Interval metering provides accurate and transparent information necessary to support efficient new entry to the National Electricity Market, and the development of innovative and vigorous retail competition. However, cost-effective interval metering solutions are not yet available and may take some time to develop. Although concerns about cost and cost recovery may be addressed quickly, interval metering development and rollout has the capacity to significantly delay the implementation of full retail contestability.

The alternative approach of profiling involves developing sophisticated algorithms to estimate consumption. Profiling solutions can range in complexity from net system profiles through to more complex customer class profiles. Profiles can be developed on the basis of consumption/ load or cost. Profiling could be implemented quickly and may be a relatively cheap alternative to interval metering. However, profiling by its nature is less accurate than interval metering and may involve allocative cross-subsidies between users.

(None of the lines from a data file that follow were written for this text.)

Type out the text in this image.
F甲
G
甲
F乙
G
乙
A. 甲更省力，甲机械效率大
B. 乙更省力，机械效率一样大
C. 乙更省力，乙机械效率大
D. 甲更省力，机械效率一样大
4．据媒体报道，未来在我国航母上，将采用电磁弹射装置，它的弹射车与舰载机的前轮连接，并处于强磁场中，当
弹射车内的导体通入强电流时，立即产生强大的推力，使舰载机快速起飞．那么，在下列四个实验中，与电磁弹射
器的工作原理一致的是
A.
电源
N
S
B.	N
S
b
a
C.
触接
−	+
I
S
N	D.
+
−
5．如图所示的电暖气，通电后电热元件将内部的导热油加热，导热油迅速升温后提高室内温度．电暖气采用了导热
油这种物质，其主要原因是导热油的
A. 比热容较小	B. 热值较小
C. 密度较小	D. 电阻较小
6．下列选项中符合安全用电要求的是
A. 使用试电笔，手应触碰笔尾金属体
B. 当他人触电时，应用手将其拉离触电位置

Interval metering is consistent with the requirements of the National Measurement Act 1960. Cost profiling is also likely to be consistent with the requirements of the National Measurement Act 1960. My Department is currently in the process of establishing whether load profiling is consistent with the Act.

(6) The Victorian and New South Wales Governments have sought clarification regarding the operation of the National Measurement Act 1960. They informally raised the possibility of amending the Act or developing regulations to clarify the legality of using profiling under the National Measurement Act 1960. At this stage no formal request has been received.

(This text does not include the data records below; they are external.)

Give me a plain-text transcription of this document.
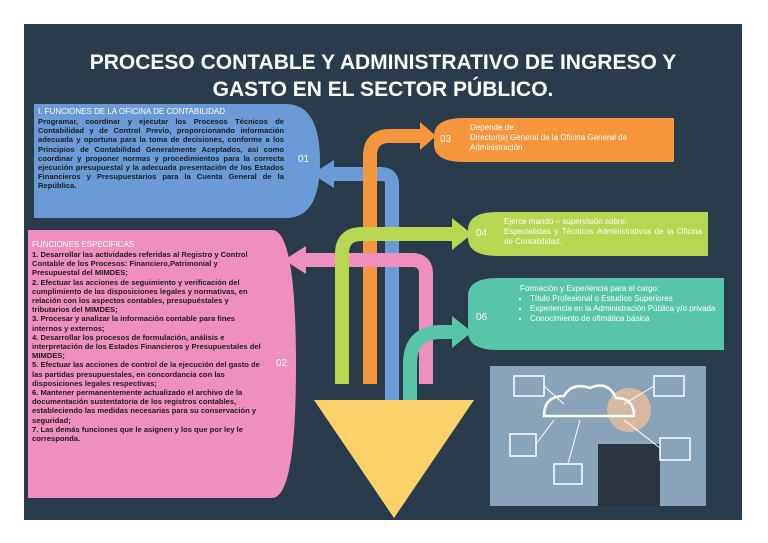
PROCESO CONTABLE Y ADMINISTRATIVO DE INGRESO Y
GASTO EN EL SECTOR PÚBLICO.
I. FUNCIONES DE LA OFICINA DE CONTABILIDAD
Programar, coordinar y ejecutar los Procesos Técnicos de Contabilidad y de Control Previo, proporcionando información adecuada y oportuna para la toma de decisiones, conforme a los Principios de Contabilidad Generalmente Aceptados, así como coordinar y proponer normas y procedimientos para la correcta ejecución presupuestal y la adecuada presentación de los Estados Financieros y Presupuestarios para la Cuenta General de la República.
01
FUNCIONES ESPECÍFICAS
1. Desarrollar las actividades referidas al Registro y Control Contable de los Procesos: Financiero,Patrimonial y Presupuestal del MIMDES;
2. Efectuar las acciones de seguimiento y verificación del cumplimiento de las disposiciones legales y normativas, en relación con los aspectos contables, presupuéstales y tributarios del MIMDES;
3. Procesar y analizar la información contable para fines internos y externos;
4. Desarrollar los procesos de formulación, análisis e interpretación de los Estados Financieros y Presupuestales del MIMDES;
5. Efectuar las acciones de control de la ejecución del gasto de las partidas presupuestales, en concordancia con las disposiciones legales respectivas;
6. Mantener permanentemente actualizado el archivo de la documentación sustentatoria de los registros contables, estableciendo las medidas necesarias para su conservación y seguridad;
7. Las demás funciones que le asignen y los que por ley le corresponda.
02
03
Depende de:
Director(a) General de la Oficina General de Administración
04
Ejerce mando – supervisión sobre:
Especialistas y Técnicos Administrativos de la Oficina de Contabilidad.
06
Formación y Experiencia para el cargo:
• Título Profesional o Estudios Superiores
• Experiencia en la Administración Pública y/o privada
• Conocimiento de ofimática básica
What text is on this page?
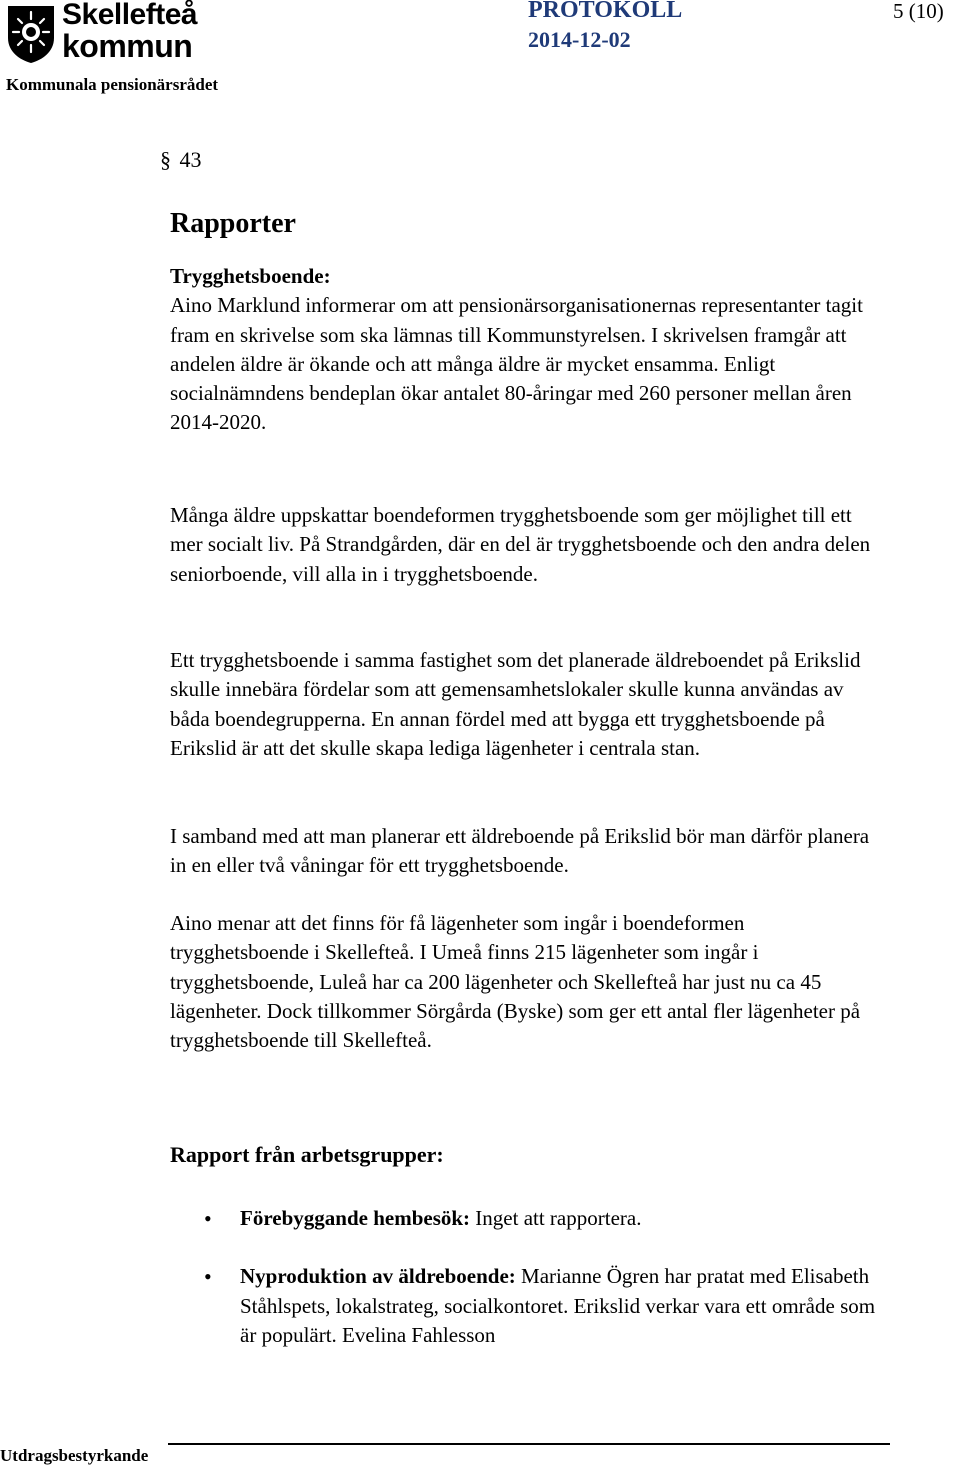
Skellefteå
kommun
Kommunala pensionärsrådet
PROTOKOLL
2014-12-02
5 (10)
§ 43
Rapporter

Trygghetsboende:

Aino Marklund informerar om att pensionärsorganisationernas representanter tagit fram en skrivelse som ska lämnas till Kommunstyrelsen. I skrivelsen framgår att andelen äldre är ökande och att många äldre är mycket ensamma. Enligt socialnämndens bendeplan ökar antalet 80-åringar med 260 personer mellan åren 2014-2020.

Många äldre uppskattar boendeformen trygghetsboende som ger möjlighet till ett mer socialt liv. På Strandgården, där en del är trygghetsboende och den andra delen seniorboende, vill alla in i trygghetsboende.

Ett trygghetsboende i samma fastighet som det planerade äldreboendet på Erikslid skulle innebära fördelar som att gemensamhetslokaler skulle kunna användas av båda boendegrupperna. En annan fördel med att bygga ett trygghetsboende på Erikslid är att det skulle skapa lediga lägenheter i centrala stan.

I samband med att man planerar ett äldreboende på Erikslid bör man därför planera in en eller två våningar för ett trygghetsboende.

Aino menar att det finns för få lägenheter som ingår i boendeformen trygghetsboende i Skellefteå. I Umeå finns 215 lägenheter som ingår i trygghetsboende, Luleå har ca 200 lägenheter och Skellefteå har just nu ca 45 lägenheter. Dock tillkommer Sörgårda (Byske) som ger ett antal fler lägenheter på trygghetsboende till Skellefteå.

Rapport från arbetsgrupper:
• Förebyggande hembesök: Inget att rapportera.
• Nyproduktion av äldreboende: Marianne Ögren har pratat med Elisabeth Ståhlspets, lokalstrateg, socialkontoret. Erikslid verkar vara ett område som är populärt. Evelina Fahlesson
Utdragsbestyrkande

(7) No undertakings, beyond a willingness to consider the issue, have been provided by the Commonwealth concerning the interrelationship between the National Measurement Act 1960 and the introduction of full retail competition in the electricity sector.

(8) The Energy Action Group has represented consumer interests in relation to implementing full retail contestability through its membership on the National Electricity Market Settlements and Transfer Committee (NEMSAT). NEMSAT is advising the NSW and Victorian governments on the implementation of full retail contestability, particularly as it relates to the development of systems and processes to facilitate customer choice. The Australian Competition and Consumer Commission is also an observer on this Committee.

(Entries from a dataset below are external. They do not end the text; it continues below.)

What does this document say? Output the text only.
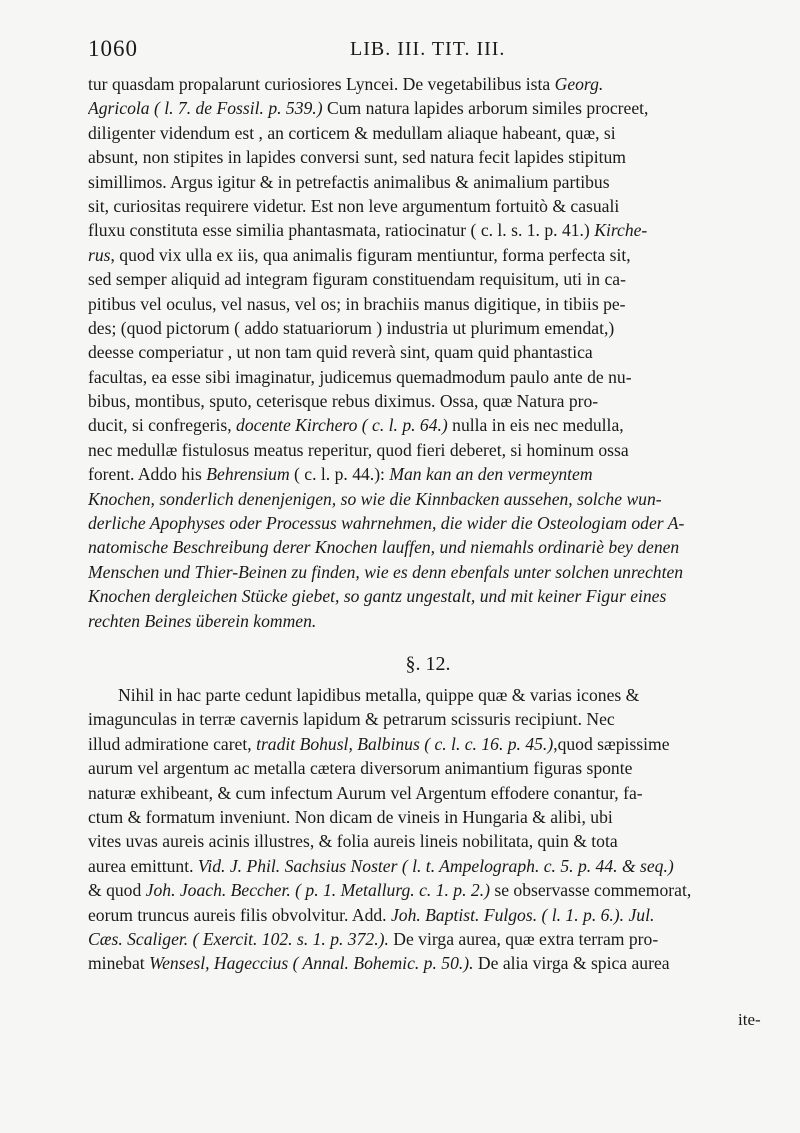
1060	LIB. III. TIT. III.
tur quasdam propalarunt curiosiores Lyncei. De vegetabilibus ista Georg.
Agricola ( l. 7. de Fossil. p. 539.) Cum natura lapides arborum similes procreet,
diligenter videndum est , an corticem & medullam aliaque habeant, quæ, si
absunt, non stipites in lapides conversi sunt, sed natura fecit lapides stipitum
simillimos. Argus igitur & in petrefactis animalibus & animalium partibus
sit, curiositas requirere videtur. Est non leve argumentum fortuitò & casuali
fluxu constituta esse similia phantasmata, ratiocinatur ( c. l. s. 1. p. 41.) Kirche-
rus, quod vix ulla ex iis, qua animalis figuram mentiuntur, forma perfecta sit,
sed semper aliquid ad integram figuram constituendam requisitum, uti in ca-
pitibus vel oculus, vel nasus, vel os; in brachiis manus digitique, in tibiis pe-
des; (quod pictorum ( addo statuariorum ) industria ut plurimum emendat,)
deesse comperiatur , ut non tam quid reverà sint, quam quid phantastica
facultas, ea esse sibi imaginatur, judicemus quemadmodum paulo ante de nu-
bibus, montibus, sputo, ceterisque rebus diximus. Ossa, quæ Natura pro-
ducit, si confregeris, docente Kirchero ( c. l. p. 64.) nulla in eis nec medulla,
nec medullæ fistulosus meatus reperitur, quod fieri deberet, si hominum ossa
forent. Addo his Behrensium ( c. l. p. 44.): Man kan an den vermeyntem
Knochen, sonderlich denenjenigen, so wie die Kinnbacken aussehen, solche wun-
derliche Apophyses oder Processus wahrnehmen, die wider die Osteologiam oder A-
natomische Beschreibung derer Knochen lauffen, und niemahls ordinariè bey denen
Menschen und Thier-Beinen zu finden, wie es denn ebenfals unter solchen unrechten
Knochen dergleichen Stücke giebet, so gantz ungestalt, und mit keiner Figur eines
rechten Beines überein kommen.
§. 12.
Nihil in hac parte cedunt lapidibus metalla, quippe quæ & varias icones &
imagunculas in terræ cavernis lapidum & petrarum scissuris recipiunt. Nec
illud admiratione caret, tradit Bohusl, Balbinus ( c. l. c. 16. p. 45.),quod sæpissime
aurum vel argentum ac metalla cætera diversorum animantium figuras sponte
naturæ exhibeant, & cum infectum Aurum vel Argentum effodere conantur, fa-
ctum & formatum inveniunt. Non dicam de vineis in Hungaria & alibi, ubi
vites uvas aureis acinis illustres, & folia aureis lineis nobilitata, quin & tota
aurea emittunt. Vid. J. Phil. Sachsius Noster ( l. t. Ampelograph. c. 5. p. 44. & seq.)
& quod Joh. Joach. Beccher. ( p. 1. Metallurg. c. 1. p. 2.) se observasse commemorat,
eorum truncus aureis filis obvolvitur. Add. Joh. Baptist. Fulgos. ( l. 1. p. 6.). Jul.
Cæs. Scaliger. ( Exercit. 102. s. 1. p. 372.). De virga aurea, quæ extra terram pro-
minebat Wensesl, Hageccius ( Annal. Bohemic. p. 50.). De alia virga & spica aurea
ite-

Consumer interests are protected in the National Electricity Market by provisions included in the National Electricity Code (Code) as well as licensing requirements in each jurisdiction. The Code defines the rights and obligations of participants within the National Electricity Market. All proposed changes to the Code must follow a well-defined Code change process that requires public notification of all proposals, as well as a public consultation process. Any interested party may submit a proposal for a Code change as well as a submission on any proposed Code change. Proposals for Code changes are considered by the National Electricity Code Administrator in the first instance and then may be referred to the ACCC for a final determination. All submissions received through the public consultation process, as well as the final recommendations to the ACCC, are publicly available. The ACCC considers the recommendations having regard to its previous determinations, the likely competition effects with regard to the Trade Practices Act 1974 and the net public benefits of the proposal.

The National Electricity Code Administrator launched a review of end-user advocacy in March 2000. Implementation of the recommendations from the review of end-user advocacy are expected in early 2001. Issues to be covered by the review include:

- Potential amendments to the Code to ensure effective opportunity for end-user involvement

- Appropriate provision of information and the practices and procedures of NECA and NEMMCO to facilitate end-user advocacy.

- Scope for improved organisational and representational arrangements on behalf of end users

(9) As for all industries, the electricity industry interacts with the National Measurement Act 1960 through the validation and certification of meters used in the industry. The National Standards Commission has identified the monitoring of meters in the electricity industry as a priority project in its current work program.